Due Considerations
By John Updike
Knopf / 736 pages / $32
Due Considerations
By John Updike
Knopf / 736 pages / $32
Some writers are acquired tastes - the literary versions of anchovies and smelly cheeses. Others are staples - the bread and milk of the literary larder.
John Updike is somehow both: so prolific as to be a staple, so frequently arcane as to be an acquired taste. His latest collection of essays and criticism, Due Considerations, is well over 700 pages and contains literary musings on everything but the kitchen sink (although the piece on the longevity of Coco Chanel or the one on coins vs. paper money might qualify as a metaphoric kitchen sink).
One either likes Updike or one doesn't. There's no, "Um, Updike - I'm just not sure" equivocating about the author of a gazillion stories, poems and non-fiction pieces and half a gazillion books. Updike's literary crest is synonymous with a certain style of 20th century, post-World War II, neo-suburban writing. He is Rabbit, he is Bech and he is also the heir apparent to Mencken and as such is often supercilious, frequently precious and occasionally brilliant. Which makes him daunting for reviewers. How to critique the erstwhile critic? Go at it, man! There's a little something for everyone in Due Considerations, which is "merely" a collection of the past eight years of Updike's work - ah, prolificity! A little something for everyone who is a man, a white man, a straight man and a man over the age of 50, preferably. If one is younger, female, gay or of color, well - not so much for you.
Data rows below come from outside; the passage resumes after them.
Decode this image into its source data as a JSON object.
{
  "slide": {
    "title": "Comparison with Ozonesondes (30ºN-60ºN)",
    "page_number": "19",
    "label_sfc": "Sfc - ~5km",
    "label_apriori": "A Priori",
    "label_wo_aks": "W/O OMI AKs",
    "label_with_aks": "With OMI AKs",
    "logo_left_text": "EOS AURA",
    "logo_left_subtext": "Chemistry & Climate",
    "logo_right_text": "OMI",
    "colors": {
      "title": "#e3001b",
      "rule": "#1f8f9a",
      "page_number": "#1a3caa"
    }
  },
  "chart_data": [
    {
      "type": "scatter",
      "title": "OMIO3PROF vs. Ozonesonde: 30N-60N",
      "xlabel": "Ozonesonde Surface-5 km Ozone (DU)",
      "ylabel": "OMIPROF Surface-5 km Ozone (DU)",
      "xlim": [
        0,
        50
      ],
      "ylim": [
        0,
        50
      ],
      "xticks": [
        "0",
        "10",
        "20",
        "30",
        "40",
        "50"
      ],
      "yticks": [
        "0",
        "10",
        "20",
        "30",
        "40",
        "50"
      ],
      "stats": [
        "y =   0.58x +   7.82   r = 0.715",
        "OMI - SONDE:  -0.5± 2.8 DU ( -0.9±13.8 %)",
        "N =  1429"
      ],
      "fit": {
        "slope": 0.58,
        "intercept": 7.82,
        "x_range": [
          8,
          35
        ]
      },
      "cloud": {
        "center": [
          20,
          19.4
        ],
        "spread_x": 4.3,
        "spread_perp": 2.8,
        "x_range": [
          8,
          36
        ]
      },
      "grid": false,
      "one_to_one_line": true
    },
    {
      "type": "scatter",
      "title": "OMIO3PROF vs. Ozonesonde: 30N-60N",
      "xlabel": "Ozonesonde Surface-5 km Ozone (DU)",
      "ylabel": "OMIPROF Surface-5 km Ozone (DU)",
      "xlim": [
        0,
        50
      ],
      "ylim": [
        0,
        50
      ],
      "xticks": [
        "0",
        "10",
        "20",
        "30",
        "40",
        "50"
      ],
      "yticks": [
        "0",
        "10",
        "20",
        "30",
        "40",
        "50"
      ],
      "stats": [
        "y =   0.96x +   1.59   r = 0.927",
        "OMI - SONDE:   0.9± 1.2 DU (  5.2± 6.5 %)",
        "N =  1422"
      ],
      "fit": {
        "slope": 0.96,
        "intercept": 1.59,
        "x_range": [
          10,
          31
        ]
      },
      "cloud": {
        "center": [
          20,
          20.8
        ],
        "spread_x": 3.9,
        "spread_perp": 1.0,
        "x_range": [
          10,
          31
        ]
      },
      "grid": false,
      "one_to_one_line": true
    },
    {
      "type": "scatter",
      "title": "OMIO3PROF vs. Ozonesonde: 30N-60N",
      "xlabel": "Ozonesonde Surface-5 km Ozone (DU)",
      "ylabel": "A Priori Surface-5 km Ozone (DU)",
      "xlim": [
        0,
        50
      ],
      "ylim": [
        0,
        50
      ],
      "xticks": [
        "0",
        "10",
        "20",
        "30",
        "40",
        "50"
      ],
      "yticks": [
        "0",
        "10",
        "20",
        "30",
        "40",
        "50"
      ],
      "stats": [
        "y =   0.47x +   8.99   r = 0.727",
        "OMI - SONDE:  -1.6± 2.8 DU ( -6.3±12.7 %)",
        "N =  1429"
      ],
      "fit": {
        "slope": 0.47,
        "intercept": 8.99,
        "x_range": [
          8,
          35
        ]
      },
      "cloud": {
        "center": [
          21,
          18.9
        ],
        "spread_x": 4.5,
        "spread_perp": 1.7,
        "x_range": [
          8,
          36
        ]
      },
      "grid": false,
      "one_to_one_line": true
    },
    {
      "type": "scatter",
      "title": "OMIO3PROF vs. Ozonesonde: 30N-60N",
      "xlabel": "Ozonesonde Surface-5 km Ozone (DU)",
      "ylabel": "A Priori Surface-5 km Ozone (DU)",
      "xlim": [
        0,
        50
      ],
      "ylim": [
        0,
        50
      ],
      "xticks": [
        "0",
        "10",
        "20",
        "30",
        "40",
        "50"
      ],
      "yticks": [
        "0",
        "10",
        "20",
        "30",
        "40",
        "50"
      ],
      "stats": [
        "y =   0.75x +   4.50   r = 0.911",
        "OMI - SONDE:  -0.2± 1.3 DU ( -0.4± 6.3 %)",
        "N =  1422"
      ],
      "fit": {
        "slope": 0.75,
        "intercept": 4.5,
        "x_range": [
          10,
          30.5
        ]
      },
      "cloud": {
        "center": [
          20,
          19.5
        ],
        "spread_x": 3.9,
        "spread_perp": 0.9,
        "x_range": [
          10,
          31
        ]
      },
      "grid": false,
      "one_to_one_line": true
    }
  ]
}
This may seem a quotidian and even querulous complaint about one of America's most lauded and industrious writers, but there it is. If one wants to go back in literary time, Updike's way-back machine awaits. Forgotten Edmund Wilson, have you? The poems of Karl Shapiro? Never heard of Wright Morris? Well - Updike will refresh or restore your memory. Twain and Hemingway, Thoreau and Hawthorne, Thornton Wilder and Max Beerbohm - yes! But should you want some insights in women writers who are not Pearl Buck or Eudora Welty (not that they are not magnificent, of course), or writers of color who are not Asian, you might look elsewhere. And Updike really does not get gay people. As he notes in a critique of the British gay writer and Booker Prize winner Allan Hollinghurst, "After a while you begin to long for the chirp and swing and civilizing animation of a female character." Well, actually, not if you are a gay man, you don't. But well put, well put.